ABSTRACT
In recent years, frequencies of flood events in Australia have increased. It is noted that flood events cause the most damage to infrastructure compared to any other natural hazards in the world (IBISWORLD, 2011). Bridge structures located over waterways are prone to failure under flood events. Failure of a bridge can impact on the community significantly by reducing the evacuation capability and recovery operations during and after a disaster. A recent research project commenced at RMIT University aims to examine failure of road bridges under flood events. The paper has reviewed different bridge design codes used over several years in Australia for designing the bridges. Various failure mechanisms of bridges due to flood events have been investigated and the most common failure mechanisms of the bridges in Queensland have been identified by examining bridge inspections conducted after the 2011 and 2013 flood events. A case study bridge, which failed under flood loading, has been modeled and the effects of different flood scenarios have been investigated. The impacts of different types of debris, urban and regional, have also been studied. Damage indices have been derived for a concrete girder bridge to demonstrate the methodology for vulnerability modeling of bridge structures.
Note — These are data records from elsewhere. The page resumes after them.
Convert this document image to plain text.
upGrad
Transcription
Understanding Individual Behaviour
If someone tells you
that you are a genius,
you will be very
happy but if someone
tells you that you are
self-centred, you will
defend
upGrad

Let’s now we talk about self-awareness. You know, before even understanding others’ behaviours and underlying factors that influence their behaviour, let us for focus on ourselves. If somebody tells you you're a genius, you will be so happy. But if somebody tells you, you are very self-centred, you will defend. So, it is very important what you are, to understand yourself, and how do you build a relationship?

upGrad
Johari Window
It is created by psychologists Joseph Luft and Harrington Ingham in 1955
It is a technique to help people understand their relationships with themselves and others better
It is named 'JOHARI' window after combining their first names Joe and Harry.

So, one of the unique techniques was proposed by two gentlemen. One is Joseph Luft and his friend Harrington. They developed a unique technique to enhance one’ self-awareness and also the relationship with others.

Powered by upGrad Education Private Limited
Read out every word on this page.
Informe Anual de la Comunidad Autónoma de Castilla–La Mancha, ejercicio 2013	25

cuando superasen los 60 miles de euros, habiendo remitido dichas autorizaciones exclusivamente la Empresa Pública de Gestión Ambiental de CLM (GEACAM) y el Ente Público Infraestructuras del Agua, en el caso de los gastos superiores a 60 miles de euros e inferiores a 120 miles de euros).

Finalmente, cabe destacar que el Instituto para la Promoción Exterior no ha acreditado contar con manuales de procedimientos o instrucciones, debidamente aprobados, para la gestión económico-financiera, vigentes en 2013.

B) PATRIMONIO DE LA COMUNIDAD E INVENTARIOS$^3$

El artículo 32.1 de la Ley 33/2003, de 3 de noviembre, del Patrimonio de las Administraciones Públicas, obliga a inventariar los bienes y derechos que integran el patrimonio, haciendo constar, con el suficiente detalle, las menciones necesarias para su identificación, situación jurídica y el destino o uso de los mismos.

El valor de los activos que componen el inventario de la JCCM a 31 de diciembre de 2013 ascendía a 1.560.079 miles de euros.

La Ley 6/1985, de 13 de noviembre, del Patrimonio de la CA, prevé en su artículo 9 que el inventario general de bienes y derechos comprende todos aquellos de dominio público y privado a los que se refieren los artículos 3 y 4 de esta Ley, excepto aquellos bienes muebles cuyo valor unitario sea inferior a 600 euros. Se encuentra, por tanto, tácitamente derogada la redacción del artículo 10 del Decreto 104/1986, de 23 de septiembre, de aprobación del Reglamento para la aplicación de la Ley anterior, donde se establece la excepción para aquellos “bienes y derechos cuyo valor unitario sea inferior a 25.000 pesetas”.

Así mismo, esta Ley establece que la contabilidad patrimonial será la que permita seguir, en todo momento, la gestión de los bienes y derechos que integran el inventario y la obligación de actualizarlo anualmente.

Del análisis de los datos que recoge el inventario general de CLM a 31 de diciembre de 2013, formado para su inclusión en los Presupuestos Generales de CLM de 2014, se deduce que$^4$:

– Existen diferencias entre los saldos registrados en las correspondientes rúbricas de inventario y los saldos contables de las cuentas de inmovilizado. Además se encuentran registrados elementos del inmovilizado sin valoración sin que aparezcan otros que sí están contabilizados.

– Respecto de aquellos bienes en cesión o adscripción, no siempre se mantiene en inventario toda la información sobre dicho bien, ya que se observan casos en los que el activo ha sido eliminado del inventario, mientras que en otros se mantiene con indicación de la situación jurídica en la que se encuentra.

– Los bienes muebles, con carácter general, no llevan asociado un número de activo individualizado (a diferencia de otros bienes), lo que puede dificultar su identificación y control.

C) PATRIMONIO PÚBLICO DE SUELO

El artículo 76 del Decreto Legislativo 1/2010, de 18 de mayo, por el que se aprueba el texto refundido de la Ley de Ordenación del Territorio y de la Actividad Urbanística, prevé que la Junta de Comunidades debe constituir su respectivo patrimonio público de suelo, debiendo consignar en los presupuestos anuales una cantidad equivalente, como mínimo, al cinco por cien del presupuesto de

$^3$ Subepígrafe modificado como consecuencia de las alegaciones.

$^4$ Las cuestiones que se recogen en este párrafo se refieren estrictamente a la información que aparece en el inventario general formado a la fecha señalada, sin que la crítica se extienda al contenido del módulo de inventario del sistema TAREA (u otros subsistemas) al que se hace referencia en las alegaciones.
Reinforced or pre-stressed concrete girder bridges are a common design configuration used in Australia. During the Lockyer Valley floods in 2013, vulnerability of girder bridges was observed by significant damage to these structures. Structural performance of Kapernicks Concrete Girder Bridge has been studied in this paper. For the girder not to fail under flood loading, the existing moment capacity of the girder (ØMu ) must be greater than the moment induced by the flood force (M*). In other words ØMu/M* > 1. The maximum allowable flood velocity to satisfy this condition could be read from the above structural vulnerability curves. For Kapernicks Bridge under investigation, the maximum allowable flood velocity is shown in Table 1. Maximum allowable velocity for different types of flood impact.
Type of Flood Impact
Maximum allowable flood velocity (m/s)
Flood only
3.66
Flood+Debris
2.46
Flood+Debris+Container
0.89
It has been observed that when the intensity of flood increases, the bridge structure becomes more vulnerable. The intensity of flood accounts for flood velocity, the accumulation of debris that it carries along in it and any other floating objects such as containers, vehicles and river-crafts. The outcomes will enable identification of the vulnerable girder bridges in the road networks and will assist road authorities to make optimized hardening decisions. On the other hand, emergency management services will be able to avoid vulnerable structures in determining evacuation routes.
The new design for the Kapernicks bridge has used 4 m/s as the design flood velocity.
The research is being continued to improve the vulnerability models considering the fluid structure interaction replacing the code equations and replacing the deterministic approach with reliability-based approach to cover variability of the flood loading and the material degradation of the structures.